When I read the text I first thought: good idea and I saw no problems with secure boot until the rc script came into play. Then I thought O crap.

For secure boot I would design sth. like a boot loader and linker (opposed to just a boot loader). In this scenario, a kernel is a signed tar.gz (or sth. equivalent) containing a buch of .o files. The boot loader and linker would
- be signed itself (signature verified by secure boot)
- check the signature of the kernel
- untar the kernel
- link the kernel
- execute the kernel

Probably this can be achieved with some initramfs and the kexec mechanism. To avoid some overhead (and problems with kexec not always being available), one could implement a grub module. Actually, this is roughly what I was thinking of when starting to read the article.

There could be one additional problem: Where to get good random data in very early boot? Apart from this problem, my solution should be cleaner. E.g., it would also work for embedded systems, without writeable permanent storage. However, it will be more work to implement.

OpenBSD kernel address randomized link

Posted Jul 13, 2017 17:34 UTC (Thu) by Nahor (subscriber, #51583) [Link]

Or the "kernel image" could be the linker + .o files. The bootloader would remain unchanged and load everything in RAM. Then the linker would move the .o files around and link them then execute the normal kernel code.

I think the kernel already has a linker (for modules).
And this also works for IoT devices, where the filesystem is likely RO.

DAX would be an issue though.

All that said, the solution seems so obvious that I'm sure I'm missing something critical...

OpenBSD kernel address randomized link

Posted Jul 15, 2017 0:08 UTC (Sat) by rahvin (guest, #16953) [Link]

For full chain Secure boot signing I thought you already had to sign every kernel.

The shim loads the microsoft signed key, has the bios validate and loads the bootloader, but to retain a secure boot codepath then the bootloader needs to be signed by a key the shim knows, then the bootloader loads the kernel which is signed by a key the bootloader knows, etc, etc, etc. Secure boot arguably isn't much use if you don't sign all the way down the chain to the boot kernel at least. Then if you want to be really secure you have to sign modules, programs and everything after the kernel with a key the kernel can validate. Fully implemented you shouldn't be able to get anything executed during boot that isn't cryptographicly signed and presumably unmodified.

The problem's always been that everything's got to be signed (and presumably the private key isn't available on the disk for someone to start signing stuff) so you can verify nothing's been tampered with. This signing is a non-trivial task. The cool thing is if you can get something like this working you've got a lot of confidence up to that point that nothing unapproved is loaded (although this doesn't protect you from bugs at all). The hard part is getting this simple enough that it's not a 2 day effort to patch security vulnerabilities. I believe they're working towards this goal with the future of secure boot and TPM.

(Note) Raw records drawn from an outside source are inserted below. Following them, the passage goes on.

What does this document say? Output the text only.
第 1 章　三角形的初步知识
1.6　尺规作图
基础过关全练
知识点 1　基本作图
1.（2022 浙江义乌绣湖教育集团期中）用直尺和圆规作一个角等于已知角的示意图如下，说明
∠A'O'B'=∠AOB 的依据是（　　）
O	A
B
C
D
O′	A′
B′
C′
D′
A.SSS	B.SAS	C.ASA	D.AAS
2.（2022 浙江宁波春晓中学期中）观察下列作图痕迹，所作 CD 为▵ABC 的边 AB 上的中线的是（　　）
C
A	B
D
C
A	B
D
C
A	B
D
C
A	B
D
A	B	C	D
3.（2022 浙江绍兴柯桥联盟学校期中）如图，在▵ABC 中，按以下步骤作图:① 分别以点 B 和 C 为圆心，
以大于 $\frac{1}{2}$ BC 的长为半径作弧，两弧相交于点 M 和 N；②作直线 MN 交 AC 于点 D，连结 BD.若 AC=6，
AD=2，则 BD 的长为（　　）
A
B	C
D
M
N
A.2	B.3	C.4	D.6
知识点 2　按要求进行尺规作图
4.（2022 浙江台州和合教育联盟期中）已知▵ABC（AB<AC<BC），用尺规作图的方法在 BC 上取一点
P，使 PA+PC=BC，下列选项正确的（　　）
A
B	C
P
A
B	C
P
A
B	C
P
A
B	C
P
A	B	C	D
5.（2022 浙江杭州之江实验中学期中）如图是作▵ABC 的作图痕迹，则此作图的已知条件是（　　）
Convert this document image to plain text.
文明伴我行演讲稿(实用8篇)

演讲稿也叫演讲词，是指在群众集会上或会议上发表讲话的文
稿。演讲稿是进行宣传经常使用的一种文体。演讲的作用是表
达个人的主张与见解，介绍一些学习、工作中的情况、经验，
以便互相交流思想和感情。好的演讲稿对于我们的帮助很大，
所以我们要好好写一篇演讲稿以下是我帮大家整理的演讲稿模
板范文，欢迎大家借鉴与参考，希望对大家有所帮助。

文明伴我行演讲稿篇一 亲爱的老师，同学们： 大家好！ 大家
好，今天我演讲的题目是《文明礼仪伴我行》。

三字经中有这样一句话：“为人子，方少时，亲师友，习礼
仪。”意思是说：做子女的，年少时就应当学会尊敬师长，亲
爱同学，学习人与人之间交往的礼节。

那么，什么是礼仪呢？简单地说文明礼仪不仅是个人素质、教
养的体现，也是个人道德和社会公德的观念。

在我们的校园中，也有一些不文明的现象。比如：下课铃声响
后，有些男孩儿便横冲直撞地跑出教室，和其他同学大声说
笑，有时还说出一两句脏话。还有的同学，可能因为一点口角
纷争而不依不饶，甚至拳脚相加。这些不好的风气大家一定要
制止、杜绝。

OpenBSD kernel address randomized link

Posted Jul 19, 2017 14:50 UTC (Wed) by cesarb (subscriber, #6266) [Link]

One complication of doing something similar for Linux, is that the Linux kernel depends on the link order of its object files. A long time ago, the order in which built-in drivers were initialized was defined by listing them in a central C file; this was changed so each driver adds a pointer to its initialization function into a special section of the object file, with the linker merging it all together. The initialization order is no longer explicit in the code; it's now the order in which the objects are linked together, defined by the makefiles.